While development started before the pandemic, the rise of takeout cocktails created another opportunity — the cups also come available with a cap for the straw, so that bars can seal the drinks with tape and sell them as to-go containers. They currently come in two sizes: an 11-ounce Collins glass and a 16-ounce pint glass. The team is likely to expand that with smaller sizes, as the duo realized the cups would work well for kids, too. Plant says his own children always have a Sip cup on their bedside table.

Plant is no stranger to this kind of work, having previously co-founded the local barware shop Bull in China with two other industry workers. So while Sip products aren’t on bar tables yet, he’s optimistic they will be soon. Sip has also partnered with local investment company the Meriwether Group, whose other clients include Dave’s Killer Bread, Water Avenue Coffee, Little Big Burger, and Life of Pie pizzerias.

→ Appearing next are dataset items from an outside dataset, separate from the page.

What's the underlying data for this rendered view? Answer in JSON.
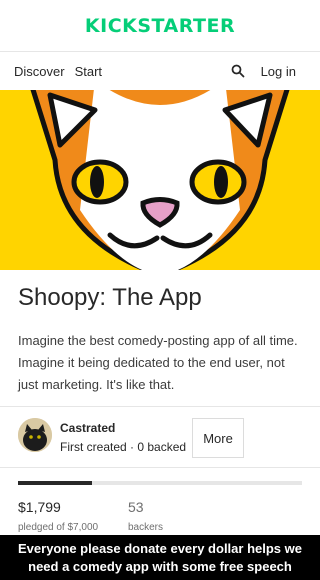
{
  "header": {
    "logo_text": "KICKSTARTER",
    "brand_color": "#05ce78"
  },
  "nav": {
    "discover": "Discover",
    "start": "Start",
    "search_icon": "search-icon",
    "login": "Log in"
  },
  "project": {
    "title": "Shoopy: The App",
    "description": "Imagine the best comedy-posting app of all time. Imagine it being dedicated to the end user, not just marketing. It's like that.",
    "hero_colors": {
      "background": "#ffd400",
      "orange": "#f08a1a",
      "nose": "#e7a0c8"
    }
  },
  "creator": {
    "name": "Castrated",
    "meta": "First created · 0 backed",
    "more_label": "More"
  },
  "funding": {
    "progress_fraction": 0.26,
    "pledged": "$1,799",
    "pledged_label": "pledged of $7,000",
    "backers": "53",
    "backers_label": "backers"
  },
  "caption": {
    "line1": "Everyone please donate every dollar helps we",
    "line2": "need a comedy app with some free speech"
  }
}
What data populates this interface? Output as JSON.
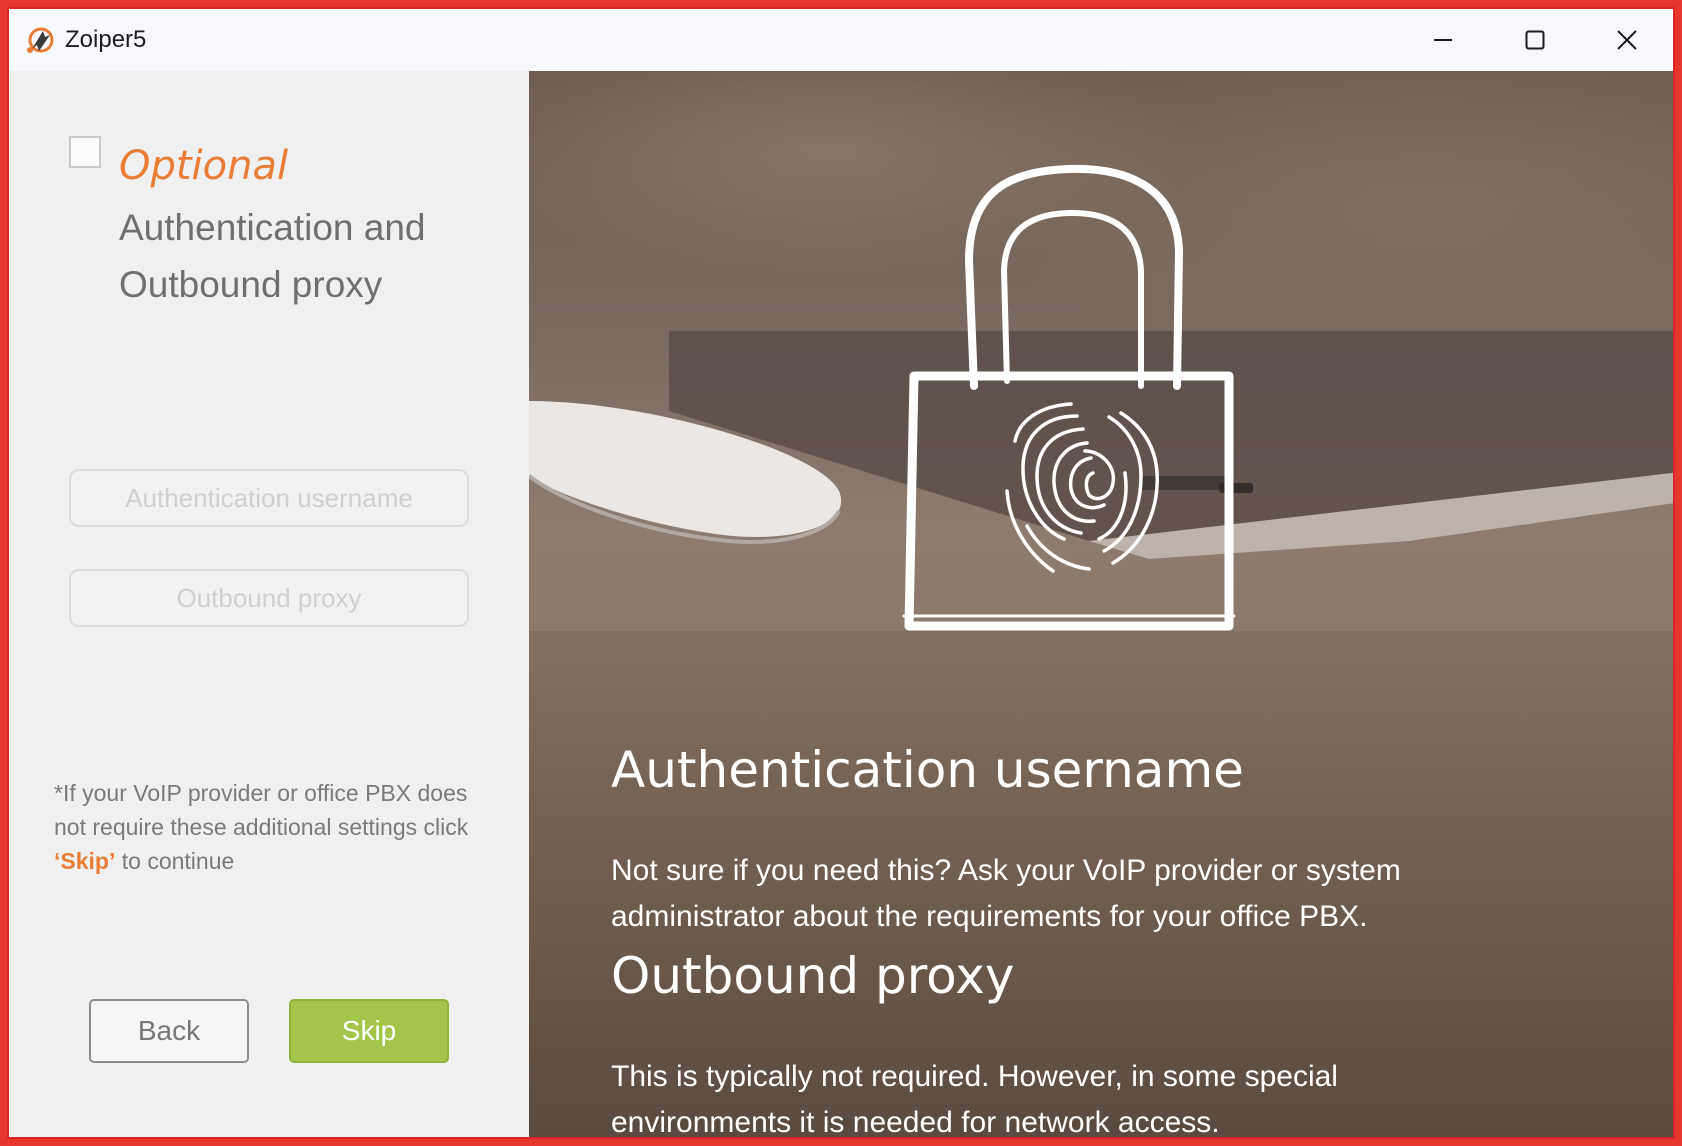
{
  "window": {
    "title": "Zoiper5",
    "icons": [
      "zoiper-logo-icon",
      "minimize-icon",
      "maximize-icon",
      "close-icon"
    ]
  },
  "left_panel": {
    "optional_label": "Optional",
    "subtitle": "Authentication and Outbound proxy",
    "auth_username_placeholder": "Authentication username",
    "outbound_proxy_placeholder": "Outbound proxy",
    "note_prefix": "*If your VoIP provider or office PBX does not require these additional settings click ",
    "note_skip": "‘Skip’",
    "note_suffix": " to continue",
    "back_label": "Back",
    "skip_label": "Skip"
  },
  "right_panel": {
    "auth_heading": "Authentication username",
    "auth_text": "Not sure if you need this? Ask your VoIP provider or system administrator about the requirements for your office PBX.",
    "proxy_heading": "Outbound proxy",
    "proxy_text": "This is typically not required. However, in some special environments it is needed for network access.",
    "illustration": "padlock-fingerprint-icon"
  },
  "colors": {
    "accent_orange": "#e97d36",
    "skip_green": "#a3c64a",
    "frame_red": "#e8362f"
  }
}
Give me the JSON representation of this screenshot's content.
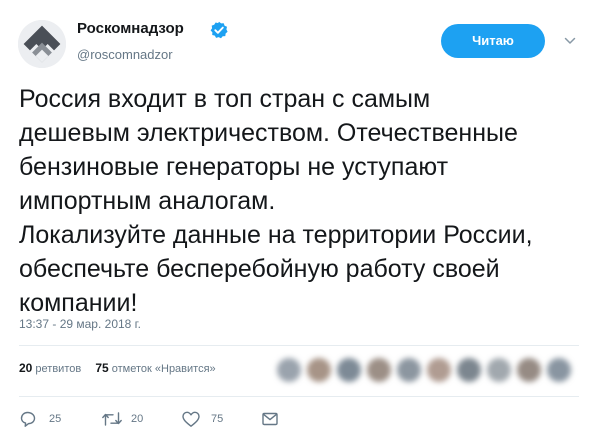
{
  "author": {
    "display_name": "Роскомнадзор",
    "handle": "@roscomnadzor",
    "verified": true
  },
  "follow_button_label": "Читаю",
  "tweet": {
    "text": "Россия входит в топ стран с самым\nдешевым электричеством. Отечественные\nбензиновые генераторы не уступают\nимпортным аналогам.\nЛокализуйте данные на территории России,\nобеспечьте бесперебойную работу своей\nкомпании!",
    "timestamp": "13:37 - 29 мар. 2018 г."
  },
  "stats": {
    "retweets_count": "20",
    "retweets_label": "ретвитов",
    "likes_count": "75",
    "likes_label": "отметок «Нравится»"
  },
  "actions": {
    "reply_count": "25",
    "retweet_count": "20",
    "like_count": "75"
  },
  "icons": {
    "reply": "reply-icon",
    "retweet": "retweet-icon",
    "like": "heart-icon",
    "message": "envelope-icon",
    "verified": "verified-badge-icon",
    "menu": "chevron-down-icon"
  },
  "colors": {
    "accent": "#1da1f2",
    "text": "#14171a",
    "secondary": "#657786",
    "divider": "#e6ecf0"
  }
}
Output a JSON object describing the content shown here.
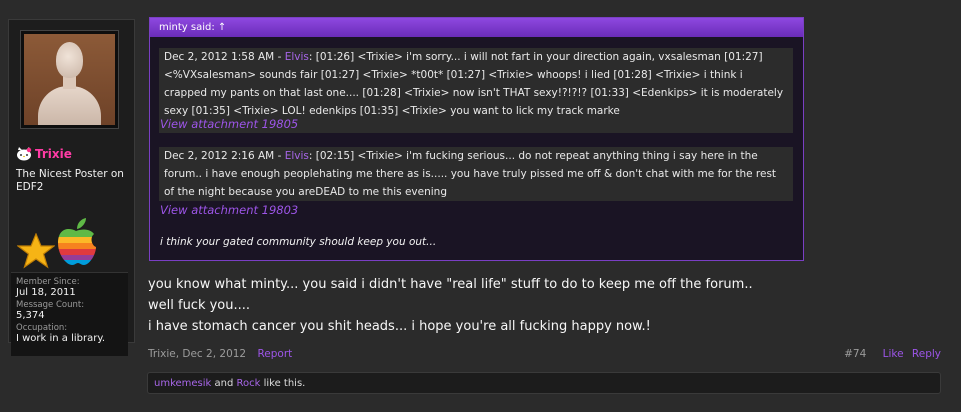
{
  "user": {
    "name": "Trixie",
    "title": "The Nicest Poster on EDF2",
    "stats": {
      "member_since_label": "Member Since:",
      "member_since": "Jul 18, 2011",
      "message_count_label": "Message Count:",
      "message_count": "5,374",
      "occupation_label": "Occupation:",
      "occupation": "I work in a library."
    }
  },
  "quote": {
    "header": "minty said:",
    "header_arrow": "↑",
    "chat1_time": "Dec 2, 2012 1:58 AM - ",
    "chat1_name": "Elvis",
    "chat1_text": ": [01:26] <Trixie> i'm sorry... i will not fart in your direction again, vxsalesman [01:27] <%VXsalesman> sounds fair [01:27] <Trixie> *t00t* [01:27] <Trixie> whoops! i lied [01:28] <Trixie> i think i crapped my pants on that last one.... [01:28] <Trixie> now isn't THAT sexy!?!?!? [01:33] <Edenkips> it is moderately sexy [01:35] <Trixie> LOL! edenkips [01:35] <Trixie> you want to lick my track marke",
    "attachment1": "View attachment 19805",
    "chat2_time": "Dec 2, 2012 2:16 AM - ",
    "chat2_name": "Elvis",
    "chat2_text": ": [02:15] <Trixie> i'm fucking serious... do not repeat anything thing i say here in the forum.. i have enough peoplehating me there as is..... you have truly pissed me off & don't chat with me for the rest of the night because you areDEAD to me this evening",
    "attachment2": "View attachment 19803",
    "text": "i think your gated community should keep you out..."
  },
  "message": {
    "line1": "you know what minty... you said i didn't have \"real life\" stuff to do to keep me off the forum..",
    "line2": "well fuck you....",
    "line3": "i have stomach cancer you shit heads... i hope you're all fucking happy now.!"
  },
  "footer": {
    "author_date": "Trixie, Dec 2, 2012",
    "report": "Report",
    "post_number": "#74",
    "like": "Like",
    "reply": "Reply"
  },
  "likes": {
    "user1": "umkemesik",
    "and": " and ",
    "user2": "Rock",
    "suffix": " like this."
  }
}
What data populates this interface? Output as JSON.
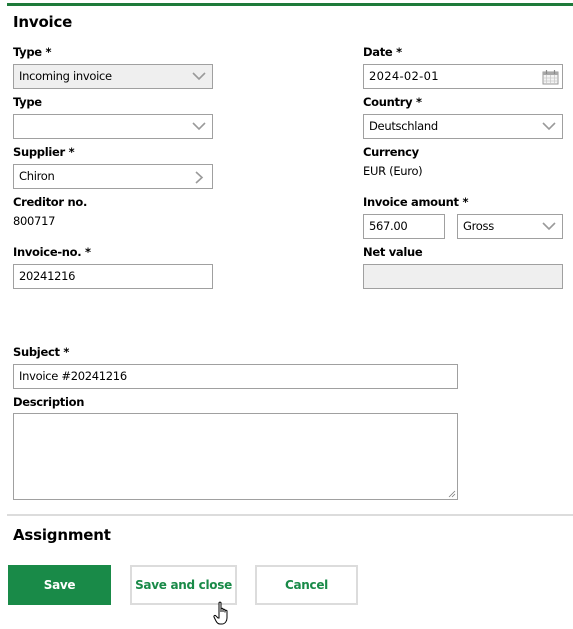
{
  "invoice": {
    "heading": "Invoice",
    "type_required": {
      "label": "Type *",
      "value": "Incoming invoice"
    },
    "type": {
      "label": "Type",
      "value": ""
    },
    "supplier": {
      "label": "Supplier *",
      "value": "Chiron"
    },
    "creditor_no": {
      "label": "Creditor no.",
      "value": "800717"
    },
    "invoice_no": {
      "label": "Invoice-no. *",
      "value": "20241216"
    },
    "date": {
      "label": "Date *",
      "value": "2024-02-01"
    },
    "country": {
      "label": "Country *",
      "value": "Deutschland"
    },
    "currency": {
      "label": "Currency",
      "value": "EUR (Euro)"
    },
    "invoice_amount": {
      "label": "Invoice amount *",
      "value": "567.00",
      "mode": "Gross"
    },
    "net_value": {
      "label": "Net value",
      "value": ""
    },
    "subject": {
      "label": "Subject *",
      "value": "Invoice #20241216"
    },
    "description": {
      "label": "Description",
      "value": ""
    }
  },
  "assignment": {
    "heading": "Assignment"
  },
  "actions": {
    "save": "Save",
    "save_and_close": "Save and close",
    "cancel": "Cancel"
  },
  "icons": {
    "dropdown": "chevron-down-icon",
    "navigate": "chevron-right-icon",
    "date": "calendar-icon"
  },
  "colors": {
    "accent": "#198a48",
    "topline": "#1e7a3a",
    "disabled_bg": "#efefef",
    "border": "#a0a0a0"
  }
}
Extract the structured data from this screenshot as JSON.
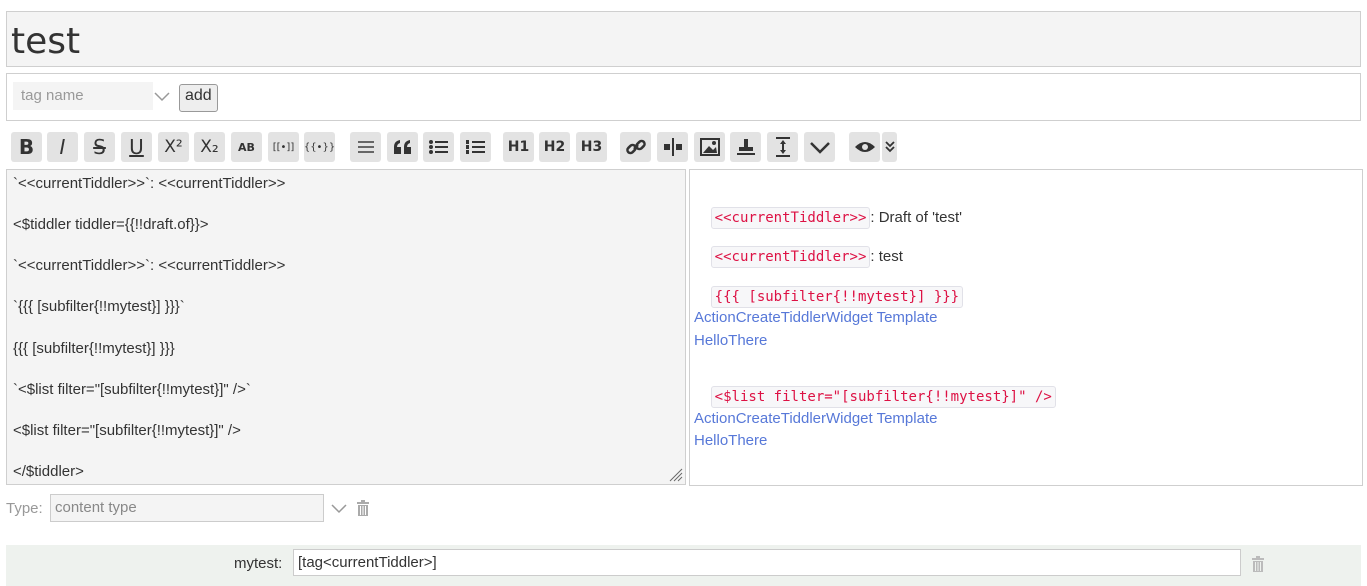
{
  "title": "test",
  "tags": {
    "placeholder": "tag name",
    "add_label": "add"
  },
  "toolbar": {
    "bold": "B",
    "italic": "I",
    "strike": "S",
    "underline": "U",
    "superscript": "X²",
    "subscript": "X₂",
    "smallcaps": "AB",
    "wikilink": "[[•]]",
    "transclude": "{{•}}",
    "h1": "H1",
    "h2": "H2",
    "h3": "H3"
  },
  "toolbar_icons": [
    "bold",
    "italic",
    "strikethrough",
    "underline",
    "superscript",
    "subscript",
    "smallcaps",
    "wikilink",
    "transclude",
    "mono-block",
    "quote",
    "bullet-list",
    "numbered-list",
    "heading-1",
    "heading-2",
    "heading-3",
    "link",
    "excise",
    "picture",
    "stamp",
    "size",
    "more",
    "preview",
    "preview-type"
  ],
  "editor_lines": [
    "`<<currentTiddler>>`: <<currentTiddler>>",
    "<$tiddler tiddler={{!!draft.of}}>",
    "`<<currentTiddler>>`: <<currentTiddler>>",
    "`{{{ [subfilter{!!mytest}] }}}`",
    "{{{ [subfilter{!!mytest}] }}}",
    "`<$list filter=\"[subfilter{!!mytest}]\" />`",
    "<$list filter=\"[subfilter{!!mytest}]\" />",
    "</$tiddler>"
  ],
  "preview": {
    "line1_code": "<<currentTiddler>>",
    "line1_text": ": Draft of 'test'",
    "line2_code": "<<currentTiddler>>",
    "line2_text": ": test",
    "line3_code": "{{{ [subfilter{!!mytest}] }}}",
    "links1": [
      "ActionCreateTiddlerWidget Template",
      "HelloThere"
    ],
    "line4_code": "<$list filter=\"[subfilter{!!mytest}]\" />",
    "links2": [
      "ActionCreateTiddlerWidget Template",
      "HelloThere"
    ]
  },
  "type": {
    "label": "Type:",
    "placeholder": "content type"
  },
  "field": {
    "name": "mytest:",
    "value": "[tag<currentTiddler>]"
  },
  "colors": {
    "link": "#5778d8",
    "code": "#dd1144",
    "field_bg": "#eef2ee"
  }
}
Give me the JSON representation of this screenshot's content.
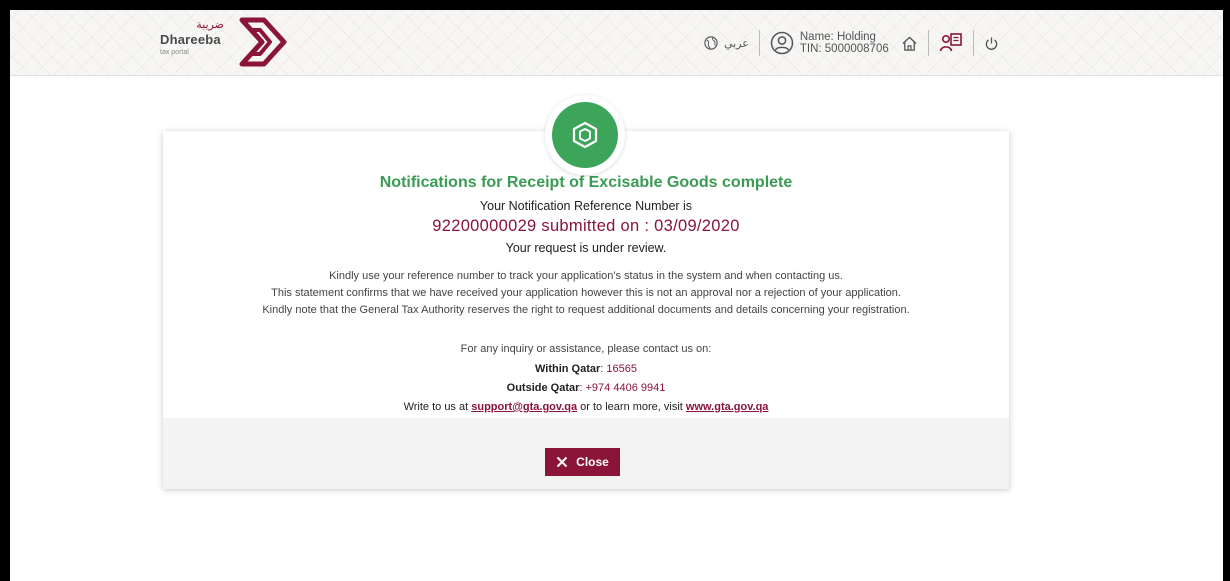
{
  "header": {
    "logo": {
      "arabic": "ضريبة",
      "name": "Dhareeba",
      "sub": "tax portal"
    },
    "language_label": "عربي",
    "user": {
      "name": "Name: Holding",
      "tin": "TIN: 5000008706"
    }
  },
  "card": {
    "title": "Notifications for Receipt of Excisable Goods complete",
    "ref_label": "Your Notification Reference Number is",
    "ref_text": "92200000029 submitted on : 03/09/2020",
    "review_text": "Your request is under review.",
    "paragraphs": [
      "Kindly use your reference number to track your application's status in the system and when contacting us.",
      "This statement confirms that we have received your application however this is not an approval nor a rejection of your application.",
      "Kindly note that the General Tax Authority reserves the right to request additional documents and details concerning your registration."
    ],
    "inquiry": "For any inquiry or assistance, please contact us on:",
    "within_label": "Within Qatar",
    "within_value": ": 16565",
    "outside_label": "Outside Qatar",
    "outside_value": ": +974 4406 9941",
    "write_prefix": "Write to us at",
    "email": "support@gta.gov.qa",
    "write_middle": "or to learn more, visit",
    "website": "www.gta.gov.qa"
  },
  "footer": {
    "close_label": "Close"
  },
  "colors": {
    "brand": "#8a1538",
    "success": "#3da55a",
    "title": "#3a9b55"
  }
}
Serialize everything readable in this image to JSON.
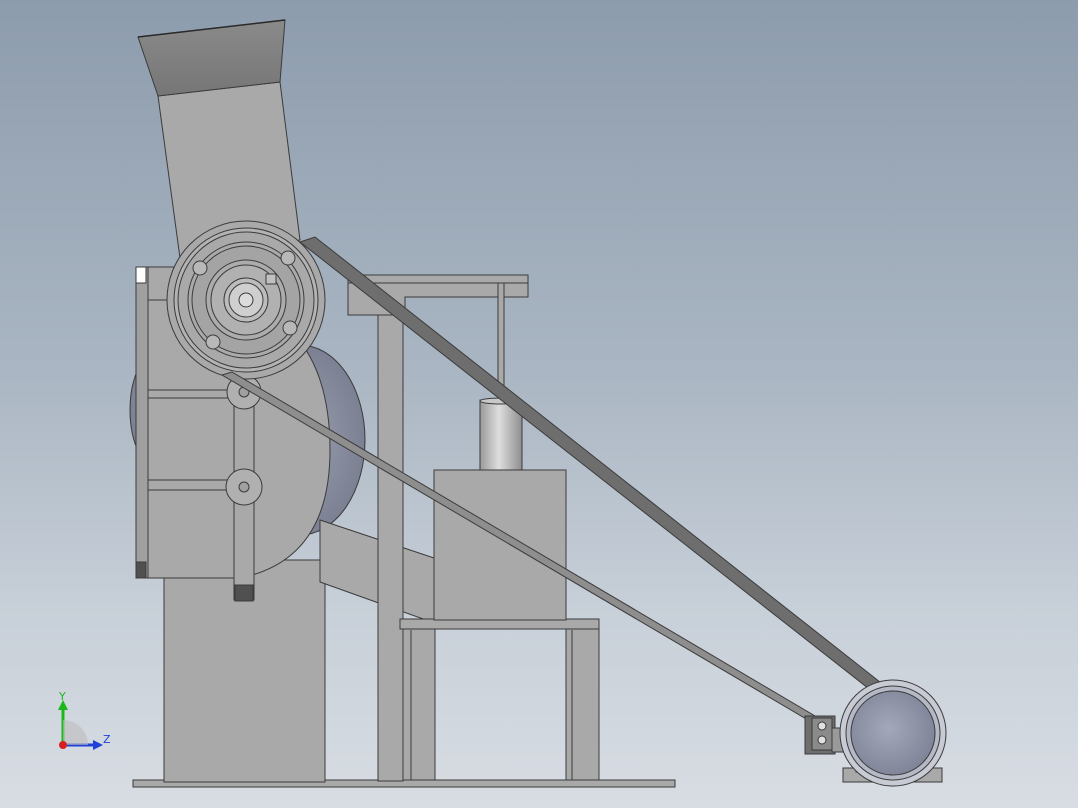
{
  "triad": {
    "y_label": "Y",
    "z_label": "Z"
  },
  "colors": {
    "body": "#a9a9a9",
    "body_light": "#b4b4b4",
    "edge": "#3b3b3b",
    "dark": "#595959",
    "motor_face": "#9aa0b3",
    "motor_body": "#b7bcc8",
    "cylinder_light": "#d2d2d2",
    "belt": "#5a5a5a",
    "axis_y": "#1bb81b",
    "axis_z": "#2040d8",
    "axis_x": "#d82020"
  }
}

With Meriwether, they’re in talks with larger groups and companies, especially as the cups are easily branded with logos and other designs. “Expect to see them in stadiums in the near future. Expect to see them in stadiums near and far,” Plant says, emphasizing that Portlanders will see them at stadiums “very near,” though without revealing exactly where.

Besides large companies and independent restaurants and bars, Sip is available for consumers at the online store at $5.50 each for the 16-ounce and $4.75 for the 11-ounce.